Number of HTML Files Go Concurrent (in sec) Go Sequential (in sec) Python (in sec)
100 0.39 0.40 0.95
200 0.83 0.80 1.93
500 2.22 2.18 4.78
1000 4.68 10.46 14.58
2000 10.62 20.87 30.51
5000 21.47 43 71.55
10000 42 79 157.78
20000 84 174 313

It is obvious that using Go beats Python in all the experiments and more than 2x speed in every cases. What is interesting, using concurrency results in much faster performance than processing the HTML files sequentially. Possibly, deploying 500-1000 goroutines together actually speeds up the execution process as each goroutine can work without coming in each other’s way. However, I was able to deploy maximum 5000 goroutines at once. My machine could not handle more than that. I believe using powerful a CPU will let you process the files faster than what I have done. This begs for more experiments and benchmarking, something that I absolutely love to do! The following is a graphical view of the same experiment:

5l0gsFQ

If the differences are not visible properly, perhaps this one will be helpful:

8pWGNbs

I was able to get Murthy intrigued into this. He started playing with the Python code and kept optimizing it. He felt that compiling regexes every time the loop is executed adds overheads and takes unnecessary time. Globally compiled and initialized regexes will be a better option. He tried out two experiments, one with plain CPython and the other with PyPy which has JIT compiler for Python. Following is the result he observed. He tested this on a CentOS server with Python 2.6 running, 8 cores and 16 gigs of RAM.

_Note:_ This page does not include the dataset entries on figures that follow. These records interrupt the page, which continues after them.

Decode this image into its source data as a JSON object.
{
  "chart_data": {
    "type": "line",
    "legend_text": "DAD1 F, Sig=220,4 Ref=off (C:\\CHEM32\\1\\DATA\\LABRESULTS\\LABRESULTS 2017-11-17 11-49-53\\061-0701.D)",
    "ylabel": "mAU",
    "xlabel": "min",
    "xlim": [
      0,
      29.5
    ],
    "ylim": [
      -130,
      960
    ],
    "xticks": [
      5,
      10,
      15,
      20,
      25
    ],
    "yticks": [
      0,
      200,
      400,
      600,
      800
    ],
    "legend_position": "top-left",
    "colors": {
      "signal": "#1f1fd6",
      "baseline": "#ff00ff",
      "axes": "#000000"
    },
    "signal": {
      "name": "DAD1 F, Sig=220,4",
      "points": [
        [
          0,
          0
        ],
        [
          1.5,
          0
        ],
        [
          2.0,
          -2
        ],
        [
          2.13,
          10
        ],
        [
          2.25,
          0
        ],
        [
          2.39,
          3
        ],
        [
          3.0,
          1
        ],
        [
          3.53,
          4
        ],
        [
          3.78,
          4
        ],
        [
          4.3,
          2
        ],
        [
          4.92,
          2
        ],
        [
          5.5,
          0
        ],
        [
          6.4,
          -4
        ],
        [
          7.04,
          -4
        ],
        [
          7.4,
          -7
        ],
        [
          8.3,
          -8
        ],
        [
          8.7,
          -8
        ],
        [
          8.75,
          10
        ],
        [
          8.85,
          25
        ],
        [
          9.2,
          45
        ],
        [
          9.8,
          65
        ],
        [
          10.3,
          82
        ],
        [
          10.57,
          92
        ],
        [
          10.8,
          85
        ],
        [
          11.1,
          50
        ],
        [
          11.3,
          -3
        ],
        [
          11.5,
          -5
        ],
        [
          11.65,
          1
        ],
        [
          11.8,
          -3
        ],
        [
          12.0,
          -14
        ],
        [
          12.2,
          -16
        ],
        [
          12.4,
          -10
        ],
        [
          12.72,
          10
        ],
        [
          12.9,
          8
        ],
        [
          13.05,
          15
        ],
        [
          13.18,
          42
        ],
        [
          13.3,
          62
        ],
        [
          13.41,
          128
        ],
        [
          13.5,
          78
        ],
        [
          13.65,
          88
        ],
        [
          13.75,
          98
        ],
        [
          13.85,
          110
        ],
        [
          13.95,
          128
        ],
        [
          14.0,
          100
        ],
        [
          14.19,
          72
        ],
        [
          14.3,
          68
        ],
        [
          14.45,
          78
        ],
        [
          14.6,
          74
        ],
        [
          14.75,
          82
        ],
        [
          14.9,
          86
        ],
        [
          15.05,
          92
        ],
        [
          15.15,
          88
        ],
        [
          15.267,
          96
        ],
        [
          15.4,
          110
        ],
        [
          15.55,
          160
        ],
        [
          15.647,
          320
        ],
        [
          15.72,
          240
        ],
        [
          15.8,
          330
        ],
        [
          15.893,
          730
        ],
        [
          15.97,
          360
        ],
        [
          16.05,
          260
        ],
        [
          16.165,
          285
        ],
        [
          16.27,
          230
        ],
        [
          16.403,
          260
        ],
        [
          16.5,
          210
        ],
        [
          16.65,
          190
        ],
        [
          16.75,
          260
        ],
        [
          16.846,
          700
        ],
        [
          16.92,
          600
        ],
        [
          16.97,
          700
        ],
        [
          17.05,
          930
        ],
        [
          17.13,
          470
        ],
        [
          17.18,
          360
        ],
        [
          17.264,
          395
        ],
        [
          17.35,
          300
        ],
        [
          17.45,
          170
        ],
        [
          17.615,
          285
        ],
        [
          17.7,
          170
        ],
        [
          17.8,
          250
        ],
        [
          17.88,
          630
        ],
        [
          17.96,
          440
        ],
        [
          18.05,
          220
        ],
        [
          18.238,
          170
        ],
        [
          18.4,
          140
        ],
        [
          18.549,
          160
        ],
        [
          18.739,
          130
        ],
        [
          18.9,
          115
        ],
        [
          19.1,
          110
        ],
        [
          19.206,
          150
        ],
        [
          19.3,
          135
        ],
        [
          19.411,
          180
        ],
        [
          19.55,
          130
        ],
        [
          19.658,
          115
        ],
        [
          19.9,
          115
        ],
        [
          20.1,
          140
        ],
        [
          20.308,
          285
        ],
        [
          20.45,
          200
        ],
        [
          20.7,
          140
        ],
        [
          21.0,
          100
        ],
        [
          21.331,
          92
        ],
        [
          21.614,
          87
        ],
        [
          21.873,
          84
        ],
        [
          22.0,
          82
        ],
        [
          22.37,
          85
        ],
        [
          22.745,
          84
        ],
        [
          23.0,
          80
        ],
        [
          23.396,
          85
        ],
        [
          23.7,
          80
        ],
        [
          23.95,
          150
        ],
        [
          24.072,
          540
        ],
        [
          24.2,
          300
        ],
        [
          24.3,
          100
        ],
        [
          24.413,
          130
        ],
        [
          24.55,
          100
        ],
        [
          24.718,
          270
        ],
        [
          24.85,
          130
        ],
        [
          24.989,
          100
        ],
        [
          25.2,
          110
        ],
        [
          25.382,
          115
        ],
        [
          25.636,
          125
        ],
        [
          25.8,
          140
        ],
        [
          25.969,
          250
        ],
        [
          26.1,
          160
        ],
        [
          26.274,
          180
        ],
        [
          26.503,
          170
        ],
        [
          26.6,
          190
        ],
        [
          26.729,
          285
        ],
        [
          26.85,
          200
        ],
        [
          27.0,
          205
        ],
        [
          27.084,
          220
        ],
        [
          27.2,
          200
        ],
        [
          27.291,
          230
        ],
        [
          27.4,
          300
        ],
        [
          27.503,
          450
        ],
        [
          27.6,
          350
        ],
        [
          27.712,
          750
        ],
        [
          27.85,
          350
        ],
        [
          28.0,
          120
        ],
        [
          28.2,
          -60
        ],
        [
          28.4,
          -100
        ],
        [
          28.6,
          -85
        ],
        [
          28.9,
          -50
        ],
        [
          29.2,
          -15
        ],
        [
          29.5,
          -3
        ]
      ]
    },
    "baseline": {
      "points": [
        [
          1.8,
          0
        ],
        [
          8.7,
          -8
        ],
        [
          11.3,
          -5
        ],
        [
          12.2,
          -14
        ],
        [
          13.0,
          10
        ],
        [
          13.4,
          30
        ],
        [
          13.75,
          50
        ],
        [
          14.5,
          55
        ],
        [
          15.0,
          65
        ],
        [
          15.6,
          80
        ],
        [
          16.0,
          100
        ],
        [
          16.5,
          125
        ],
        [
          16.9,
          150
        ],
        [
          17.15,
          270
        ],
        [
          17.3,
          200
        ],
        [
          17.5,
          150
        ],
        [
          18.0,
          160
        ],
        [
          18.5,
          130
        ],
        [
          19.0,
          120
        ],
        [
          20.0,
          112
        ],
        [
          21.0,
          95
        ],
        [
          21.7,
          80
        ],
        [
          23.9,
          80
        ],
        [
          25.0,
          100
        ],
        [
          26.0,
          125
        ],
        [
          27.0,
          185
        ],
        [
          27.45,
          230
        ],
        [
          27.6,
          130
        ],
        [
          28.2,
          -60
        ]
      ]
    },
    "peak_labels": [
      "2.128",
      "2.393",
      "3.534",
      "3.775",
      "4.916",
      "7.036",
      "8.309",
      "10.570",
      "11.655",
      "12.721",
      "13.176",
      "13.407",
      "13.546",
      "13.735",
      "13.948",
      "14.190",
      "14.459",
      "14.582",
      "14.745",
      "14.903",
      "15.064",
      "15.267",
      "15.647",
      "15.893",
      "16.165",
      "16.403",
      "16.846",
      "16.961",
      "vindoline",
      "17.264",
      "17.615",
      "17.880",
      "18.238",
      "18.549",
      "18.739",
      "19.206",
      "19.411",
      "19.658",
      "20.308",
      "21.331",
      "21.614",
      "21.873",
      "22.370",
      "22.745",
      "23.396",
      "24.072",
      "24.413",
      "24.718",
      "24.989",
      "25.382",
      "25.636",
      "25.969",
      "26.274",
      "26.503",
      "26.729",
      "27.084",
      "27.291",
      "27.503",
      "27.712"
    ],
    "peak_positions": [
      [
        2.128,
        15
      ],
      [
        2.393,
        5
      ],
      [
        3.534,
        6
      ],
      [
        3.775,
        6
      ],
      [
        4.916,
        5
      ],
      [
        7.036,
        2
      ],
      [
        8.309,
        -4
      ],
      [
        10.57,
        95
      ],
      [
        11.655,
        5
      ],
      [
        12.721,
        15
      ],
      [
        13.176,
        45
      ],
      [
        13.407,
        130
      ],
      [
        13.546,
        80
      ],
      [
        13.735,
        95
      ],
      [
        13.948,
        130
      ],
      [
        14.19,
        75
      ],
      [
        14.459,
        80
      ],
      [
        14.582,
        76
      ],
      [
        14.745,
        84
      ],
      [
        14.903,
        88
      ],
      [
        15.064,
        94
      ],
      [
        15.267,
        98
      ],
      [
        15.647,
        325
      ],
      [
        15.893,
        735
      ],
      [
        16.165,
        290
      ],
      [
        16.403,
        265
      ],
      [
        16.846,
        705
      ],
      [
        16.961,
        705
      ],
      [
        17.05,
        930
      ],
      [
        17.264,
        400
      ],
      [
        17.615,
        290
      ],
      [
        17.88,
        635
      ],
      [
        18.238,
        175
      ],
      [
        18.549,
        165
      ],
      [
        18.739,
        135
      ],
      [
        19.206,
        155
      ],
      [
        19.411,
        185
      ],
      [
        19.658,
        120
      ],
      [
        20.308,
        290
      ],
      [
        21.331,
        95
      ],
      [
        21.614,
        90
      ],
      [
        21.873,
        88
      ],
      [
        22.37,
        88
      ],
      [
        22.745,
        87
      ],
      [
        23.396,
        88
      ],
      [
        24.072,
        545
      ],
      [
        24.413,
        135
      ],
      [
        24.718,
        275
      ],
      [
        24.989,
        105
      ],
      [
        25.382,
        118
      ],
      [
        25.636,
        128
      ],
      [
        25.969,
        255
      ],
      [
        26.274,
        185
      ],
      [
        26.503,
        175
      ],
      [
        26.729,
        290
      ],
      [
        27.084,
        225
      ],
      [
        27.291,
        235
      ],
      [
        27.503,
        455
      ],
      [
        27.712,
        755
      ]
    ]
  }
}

Test Case (on 1000 HTML files) Execution Time (in secs)
CPython (without function calls, regexes compiled globally) 16.091
CPython (with function calls, regexes compiled globally) 20.483
CPython (with function calls, globally compiled regexes passed as function parameters) 16.898
CPython (with function calls, regexes compiled locally inside function) 17.582
PyPy (with function calls, globally compiled regexes passed as function parameters) 4.510
PyPy (without function calls) 3.567
CPython + re2 (with function calls, globally compiled regexes passed as function parameters) 1.020
CPython + re2 (without function calls) 0.946

Not bad at all! PyPy does it under 4 seconds. Although the CPython result is same as mine. Go provides a runtime parameter GOMAXPROCS which can be passed as a parameter while running the go code. The variable sets and limits the number of OS threads that can execute user-level Go code simultaneously. I believe that by default the limit is set as 1. But to parallelize the process using multiple threads I set it as 4. This is the result I got. 

Number of HTML Files Go Concurrent Single Thread Go Concurrent 4 Threads
100 0.397 0.196
200 0.827 0.396
500 2.22 0.988
1000 4.68 1.98
2000 8.27 4.03

So, 1000 HTML files under 2 seconds and 2000 files in around 4 seconds. As you can observe from the results, using multiple threads gives you 2x more gain than the previous result, more than 4x gain over sequential processing result and more than 7x gain from CPython result. However, I was not able to run 5000 goroutines concurrently as my OS did not permit. Still, if you can run your job in batches, the advantages will be good enough. Google if you are reading this, can you invite me over to your Mountain View office so that I can run this on your 16000 core machine?